In order to avoid diluting the brew even more, I added straight honey rather than dissolved honey - which sank straight to the bottom of a fairly full carboy. I'll try gently agitating each day to mix it up, but not sure how long things will take to homogenise. I don't have any fancy stirring gear that can get through the carboy neck and reach the bottom.

Any thoughts on how best to homogenise the brew? Would it work better if I just let it sit as is? Is there a better way to add the second lot of honey when making a sweet mead on a 5L scale? I have read a recipe where you just add all the honey at the outset, but another recipe recommended against this as it reckoned the yeast won't tolerate that level of sugar in one go.

Thoughts appreciated!

Matt
 
We did a first racking of our first ever mead, and the result was a tad watery with a slight sweet flavour and about 4% alcohol after a three week ferment (folowing a 5L, dry mead recipe).

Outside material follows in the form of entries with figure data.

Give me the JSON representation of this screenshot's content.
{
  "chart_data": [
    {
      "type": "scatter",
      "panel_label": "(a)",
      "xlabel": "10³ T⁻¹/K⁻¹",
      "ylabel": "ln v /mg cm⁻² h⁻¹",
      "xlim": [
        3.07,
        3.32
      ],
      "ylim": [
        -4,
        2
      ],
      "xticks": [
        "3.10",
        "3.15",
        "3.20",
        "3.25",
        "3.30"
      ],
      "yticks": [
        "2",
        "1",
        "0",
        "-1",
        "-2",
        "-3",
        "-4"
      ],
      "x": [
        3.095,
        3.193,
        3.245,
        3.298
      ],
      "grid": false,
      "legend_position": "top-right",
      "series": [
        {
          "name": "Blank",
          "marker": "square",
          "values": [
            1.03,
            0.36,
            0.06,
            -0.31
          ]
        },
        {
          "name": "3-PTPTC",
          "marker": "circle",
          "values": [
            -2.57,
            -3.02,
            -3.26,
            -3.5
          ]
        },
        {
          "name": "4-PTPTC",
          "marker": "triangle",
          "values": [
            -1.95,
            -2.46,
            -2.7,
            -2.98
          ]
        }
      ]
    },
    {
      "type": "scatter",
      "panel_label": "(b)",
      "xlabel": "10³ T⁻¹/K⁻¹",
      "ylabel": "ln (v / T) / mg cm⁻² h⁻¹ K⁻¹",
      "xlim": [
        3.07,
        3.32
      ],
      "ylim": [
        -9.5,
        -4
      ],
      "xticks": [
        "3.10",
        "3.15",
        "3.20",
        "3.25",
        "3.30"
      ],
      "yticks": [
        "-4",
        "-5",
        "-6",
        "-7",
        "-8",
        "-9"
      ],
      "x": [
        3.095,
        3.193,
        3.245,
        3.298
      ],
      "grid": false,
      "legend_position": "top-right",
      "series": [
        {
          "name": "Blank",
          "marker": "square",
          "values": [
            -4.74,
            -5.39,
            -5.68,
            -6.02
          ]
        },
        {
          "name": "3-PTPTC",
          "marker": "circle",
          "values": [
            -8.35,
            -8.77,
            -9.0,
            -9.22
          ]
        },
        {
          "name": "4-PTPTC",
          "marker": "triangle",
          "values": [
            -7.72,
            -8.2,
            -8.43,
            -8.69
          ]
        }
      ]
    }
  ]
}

Plenty of sediment. We wanted a higher alcohol content so, following a sweet mead recipe, added more honey (the recipe didn't specify how).

In order to avoid diluting the brew even more, I added straight honey rather than dissolved honey - which sank straight to the bottom of a fairly full carboy. I'll try gently agitating each day to mix it up, but not sure how long things will take to homogenise. I don't have any fancy stirring gear that can get through the carboy neck and reach the bottom.

Any thoughts on how best to homogenise the brew? Would it work better if I just let it sit as is? Is there a better way to add the second lot of honey when making a sweet mead on a 5L scale? I have read a recipe where you just add all the honey at the outset, but another recipe recommended against this as it reckoned the yeast won't tolerate that level of sugar in one go.

Thoughts appreciated!

Matt

Diluting in hot water is really the only way I have found to get honey thin enough to mix in easily. I suppose you could try heating it till its really runny. You don't need much water to thin it down sufficiently so I wouldn't worry too much about diluting the brew. You are adding a lot more honey than you are water.

Be careful when stirring or agitating as you don't want to introduce oxygen as that can spoil the mead before the yeast kick back into l8ife and start using it up again.

Once fermentation picks up again it should dissolve of its own accord... eventually... as diffusion and the yeast churning mix things up. Unless its a really, really thick honey and things are kept cool. Warming things up a bot will soften things and help with the mixing.

Cheers
Dave
 
Diluting in hot water is really the only way I have found to get honey thin enough to mix in easily. I suppose you could try heating it till its really runny. You don't need much water to thin it down sufficiently so I wouldn't worry too much about diluting the brew. You are adding a lot more honey than you are water.

Be careful when stirring or agitating as you don't want to introduce oxygen as that can spoil the mead before the yeast kick back into l8ife and start using it up again.

Once fermentation picks up again it should dissolve of its own accord... eventually... as diffusion and the yeast churning mix things up. Unless its a really, really thick honey and things are kept cool. Warming things up a bot will soften things and help with the mixing.

Cheers
Dave

Thanks Dave, your thoughts are appreciated. Will try the warming approach every few days, along with a little agitation - there's very little headspace, so I don't think oxygenation will be a big problem.
 
Some info for adding the honey next time. When I made my mead I added 250mL of hot water to about 760g of honey and that was enough to get the mixing done.
 
Some info for adding the honey next time. When I made my mead I added 250mL of hot water to about 760g of honey and that was enough to get the mixing done.


Thanks Tanga, I'll bear that in mind. We added the straight honey last weekend, and a week later, the fermentation is just starting to pick up and lees are forming. I've been popping the carboy in warm water every couple of days, but I reckon there's still about a third of the honey unmixed. Guess if there's any honey left after then next racking, I can dissolve that in hot water, cool it and add it to the ferment? How resilient is champagne yeast to all this abuse anyways??
 
Thanks Tanga, I'll bear that in mind. We added the straight honey last weekend, and a week later, the fermentation is just starting to pick up and lees are forming. I've been popping the carboy in warm water every couple of days, but I reckon there's still about a third of the honey unmixed. Guess if there's any honey left after then next racking, I can dissolve that in hot water, cool it and add it to the ferment? How resilient is champagne yeast to all this abuse anyways??

If you are going to abuse any yeast, champagne yeast is the one to pick. Its pretty resilient.

Cheers
Dave
 
+1 Champagne is a pretty hardy yeast

regarding some honey left in the carboy at racking, I'd give it an almighty shake up a day or so prior to racking (leave the bung in)
atm, the honey is being eaten off the bottom by the yeast. It's not being dissolved much, as there's no real movement. The yeast will ahev eaten most of the dissolved honey, so a shake up should get it in there.
What's left after you rack, I'd dissolve and pasteurise, then make more mead ;-)
 
+1 Champagne is a pretty hardy yeast

regarding some honey left in the carboy at racking, I'd give it an almighty shake up a day or so prior to racking (leave the bung in)
atm, the honey is being eaten off the bottom by the yeast. It's not being dissolved much, as there's no real movement. The yeast will ahev eaten most of the dissolved honey, so a shake up should get it in there.
What's left after you rack, I'd dissolve and pasteurise, then make more mead ;-)


Thanks folks, that's very useful - glad to hear champagne yeast is so resilient!

Um, is there a glossary of acronyms on this forum? What does "atm" mean?? My old chemistry lessons would say "atmosphere", but that don't make sense!!